I was born to be loved by one man for the rest of my life.

Everything else is unimportant without the ability to love a man and be loved in return.

Congratulations on horrifying me, terrorizing me, manipulating me, humiliating me, shaming me, uglyfing me, and making me suicidal.

What a great man it takes to make a woman feel worthless.

Congratulations.

Marriage Proposal

The reason I saw an orange shirt on one knee to a woman in a pink shirt was to shame me into exercising, so that every man that looked at me naked – WITHOUT MY CONSENT OR PERMISSION – would not have to view me with any body fat, cellulite, varicose veins, or any other unsightly hideousness.

Also, it was meant for me to then watch the movie Fifty Shades Freed.  I am not interesting in watching that movie.

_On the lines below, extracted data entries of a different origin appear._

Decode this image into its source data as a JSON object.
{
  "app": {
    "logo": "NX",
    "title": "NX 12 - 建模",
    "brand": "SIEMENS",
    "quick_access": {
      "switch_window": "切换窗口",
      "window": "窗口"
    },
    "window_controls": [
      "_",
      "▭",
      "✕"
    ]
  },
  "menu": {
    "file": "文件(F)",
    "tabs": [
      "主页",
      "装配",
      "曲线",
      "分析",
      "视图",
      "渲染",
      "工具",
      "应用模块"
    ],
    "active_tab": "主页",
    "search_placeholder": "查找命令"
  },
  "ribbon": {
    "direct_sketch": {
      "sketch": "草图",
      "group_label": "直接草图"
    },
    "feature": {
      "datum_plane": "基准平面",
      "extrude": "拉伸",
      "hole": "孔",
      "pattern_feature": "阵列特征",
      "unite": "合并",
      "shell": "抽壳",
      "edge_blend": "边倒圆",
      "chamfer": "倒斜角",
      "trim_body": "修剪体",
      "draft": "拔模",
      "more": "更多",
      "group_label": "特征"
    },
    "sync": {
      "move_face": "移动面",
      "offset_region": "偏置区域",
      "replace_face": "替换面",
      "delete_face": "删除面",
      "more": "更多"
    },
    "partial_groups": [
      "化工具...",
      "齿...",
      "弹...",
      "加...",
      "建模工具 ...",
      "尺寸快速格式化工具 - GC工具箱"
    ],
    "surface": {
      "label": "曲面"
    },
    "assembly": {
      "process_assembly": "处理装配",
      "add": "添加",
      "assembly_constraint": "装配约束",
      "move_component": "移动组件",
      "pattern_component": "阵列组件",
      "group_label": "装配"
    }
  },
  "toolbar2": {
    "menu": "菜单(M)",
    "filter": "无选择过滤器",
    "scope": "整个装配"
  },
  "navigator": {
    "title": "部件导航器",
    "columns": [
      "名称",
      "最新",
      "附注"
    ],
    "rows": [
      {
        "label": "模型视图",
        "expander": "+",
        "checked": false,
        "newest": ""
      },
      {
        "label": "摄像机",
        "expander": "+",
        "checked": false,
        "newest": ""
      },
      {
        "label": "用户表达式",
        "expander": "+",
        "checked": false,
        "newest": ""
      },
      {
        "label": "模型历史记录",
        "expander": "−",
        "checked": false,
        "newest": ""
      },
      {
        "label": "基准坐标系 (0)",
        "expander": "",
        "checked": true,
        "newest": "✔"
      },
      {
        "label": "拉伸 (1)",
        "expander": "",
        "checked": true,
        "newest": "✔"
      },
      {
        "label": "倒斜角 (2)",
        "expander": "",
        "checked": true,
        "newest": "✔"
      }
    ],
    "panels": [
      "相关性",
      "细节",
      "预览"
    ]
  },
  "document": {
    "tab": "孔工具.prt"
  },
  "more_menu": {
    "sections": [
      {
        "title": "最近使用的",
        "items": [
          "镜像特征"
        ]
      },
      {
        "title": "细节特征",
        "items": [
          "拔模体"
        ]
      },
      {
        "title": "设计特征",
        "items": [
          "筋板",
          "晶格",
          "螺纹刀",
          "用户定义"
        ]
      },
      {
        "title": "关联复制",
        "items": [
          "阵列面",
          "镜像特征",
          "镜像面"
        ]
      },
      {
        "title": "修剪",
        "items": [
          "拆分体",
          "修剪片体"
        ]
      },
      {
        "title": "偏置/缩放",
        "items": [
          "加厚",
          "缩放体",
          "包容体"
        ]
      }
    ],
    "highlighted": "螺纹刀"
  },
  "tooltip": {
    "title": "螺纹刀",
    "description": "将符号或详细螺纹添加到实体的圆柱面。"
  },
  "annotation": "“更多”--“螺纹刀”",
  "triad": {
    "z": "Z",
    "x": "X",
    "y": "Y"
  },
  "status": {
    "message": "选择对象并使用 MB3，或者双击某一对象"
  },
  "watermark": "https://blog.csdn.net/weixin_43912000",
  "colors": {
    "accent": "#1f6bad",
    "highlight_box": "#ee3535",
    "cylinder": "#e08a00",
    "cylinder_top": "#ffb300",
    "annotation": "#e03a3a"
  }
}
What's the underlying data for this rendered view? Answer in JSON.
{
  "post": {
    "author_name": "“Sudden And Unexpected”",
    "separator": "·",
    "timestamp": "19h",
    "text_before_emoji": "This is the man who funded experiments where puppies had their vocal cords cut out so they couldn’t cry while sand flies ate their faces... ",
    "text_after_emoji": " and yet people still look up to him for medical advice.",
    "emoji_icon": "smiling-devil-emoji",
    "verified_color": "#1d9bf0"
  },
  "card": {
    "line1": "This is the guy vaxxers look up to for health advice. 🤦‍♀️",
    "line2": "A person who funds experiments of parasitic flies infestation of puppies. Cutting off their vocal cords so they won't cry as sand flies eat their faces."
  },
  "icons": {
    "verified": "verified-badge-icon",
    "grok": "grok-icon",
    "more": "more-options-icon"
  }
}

I am not interested in watching bondage, or S&M, I do not find it appropriate.

There is no such marriage proposal to any man.  It is all a con and a scheme.

I do not believe.

I know men.

There is no straight man who would propose to a woman that he does not touch, speak face to face to, or have a real relationship.

No, David, no.

No James, no.

Never should have been an Edison – EVER!

For all the money in the world I never want to know of David ever again.

The tire baby is also, a no.

Both your options have expired more than four years ago.

No.

Any man who tells me what underwear to wear can shove his own dick in his mouth and suck it.

Because you have not allowed me to have a choice on my own I am unable to change my opinion of you.

David Kahit Wolfe, you should have criminal charges filed against you for what you have done to me here.

James Franco/Edison, you should have criminal charges filed against you both for what you have done to me.

Clearly

Clearly, I am not special, or I would be employed elsewhere.

Clearly, I am not extraordinary, or I wouldn’t be living here.

Clearly, I am not pretty, or I would be allowed to have a real man who I want in my life.

Clearly I am ugly and fat, or I would have been allowed to date real men all these years instead of David’s fake men.

Clearly no one wants me to feel I am worth a man’s time, or they wouldn’t have robbed me of my body.